From 1964 to 2004, it was believed that humans are almost identical to apes at the genetic level. Ten years ago, we thought that the information coded in our DNA is 98.5% the same as that coded in chimpanzee DNA. This led some scientists to claim that humans are simply another species of chimpanzee. They argued that humans did not have a special place in the world, and that chimpanzees should have the same ’rights’ as humans.

Other scientists took a different view. They said that it is obvious that we are very different from chimpanzees in our appearance and way of life: if we are almost the same as chimpanzees in our DNA sequence, this simply means that DNA sequence is the wrong place to look in trying to understand what makes humans different. By this view, the 98.5% figure does not undermine the special place of humans. Instead it undermines the importance of genetics in thinking about what it means to be a human.

Fortunately (for both the status of human beings and the status of genetics) we now know that the 98.5% figure is very misleading. In 2005 scientists published a draft reading of the complete DNA sequence (genome) of a chimpanzee. When this is compared with the genome of a human, we find major differences.

To compare the two genomes, the first thing we must do is to line up the parts of each genome that are similar. When we do this alignment, we discover that only 2400 million of the human genome’s 3164.7 million ’letters’ align with the chimpanzee genome - that is, 76% of the human genome. Some scientists have argued that the 24% of the human genome that does not line up with the chimpanzee genome is useless ”junk DNA”. However, it now seems that this DNA could contain over 600 protein-coding genes, and also code for functional RNA molecules.

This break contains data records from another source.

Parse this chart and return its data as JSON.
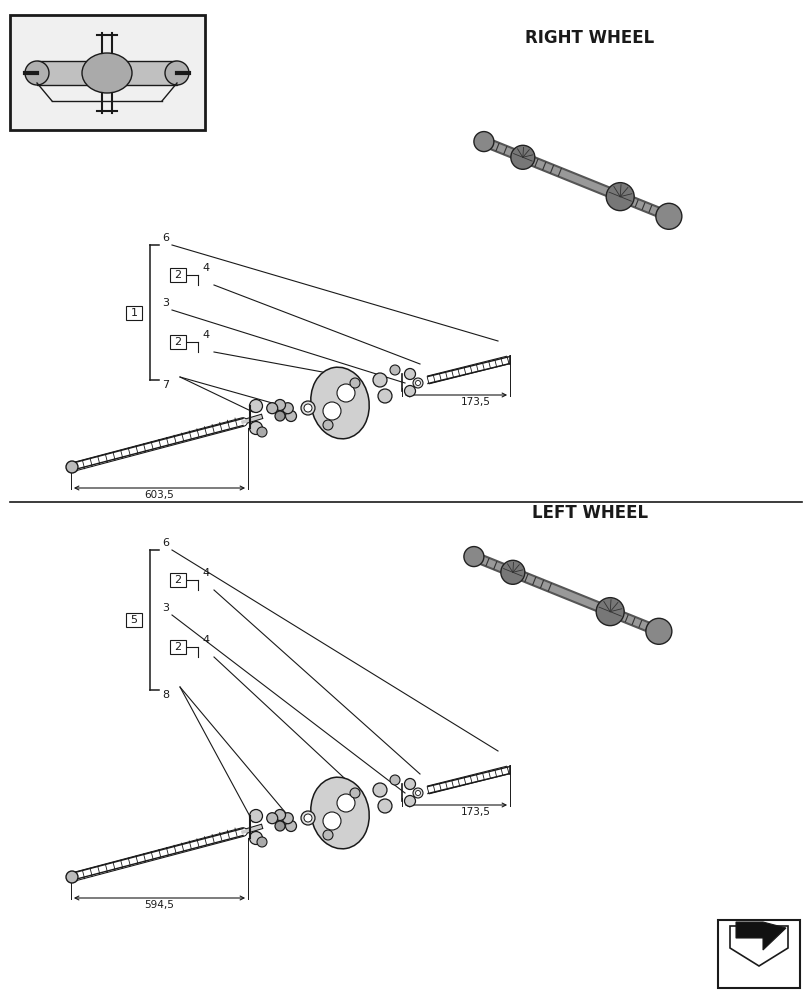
{
  "bg_color": "#ffffff",
  "line_color": "#1a1a1a",
  "title_right": "RIGHT WHEEL",
  "title_left": "LEFT WHEEL",
  "right": {
    "bracket_label": "1",
    "label6": "6",
    "label4a": "4",
    "label2a": "2",
    "label3": "3",
    "label4b": "4",
    "label2b": "2",
    "label7": "7",
    "dim_long": "603,5",
    "dim_short": "173,5"
  },
  "left": {
    "bracket_label": "5",
    "label6": "6",
    "label4a": "4",
    "label2a": "2",
    "label3": "3",
    "label4b": "4",
    "label2b": "2",
    "label8": "8",
    "dim_long": "594,5",
    "dim_short": "173,5"
  }
}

Looking closely at the chimpanzee-like 76% of the human genome, we find that to make an exact alignment, we often have to introduce artificial gaps in either the human or the chimp genome. These gaps give another 3% difference. So now we have a 73% similarity between the two genomes.

In the neatly aligned sequences we now find another form of difference, where a single ’letter’ is different between the human and chimp genomes. These provide another 1.23% difference between the two genomes. Thus, the percentage difference is now at around 72%.

We also find places where two pieces of human genome align with only one piece of chimp genome, or two pieces of chimp genome align with one piece of human genome. This ”copy number variation” causes another 2.7% difference between the two species. Therefore the total similarity of the genomes could be below 70%.

This figure does not take include differences in the organization of the two genomes. At present we cannot fully assess the difference in structure of the two genomes, because the human genome was used as a template (or ”scaffold”) when the chimpanzee draft genome was assembled.

Our new knowledge of the human and chimpanzee genomes contradicts the idea that humans are 98% chimpanzee, and undermines the implications that have been drawn from this figure. It suggests that there is a huge amount exciting research still to be done in human genetics.

The author is a research geneticist at the University of Florida.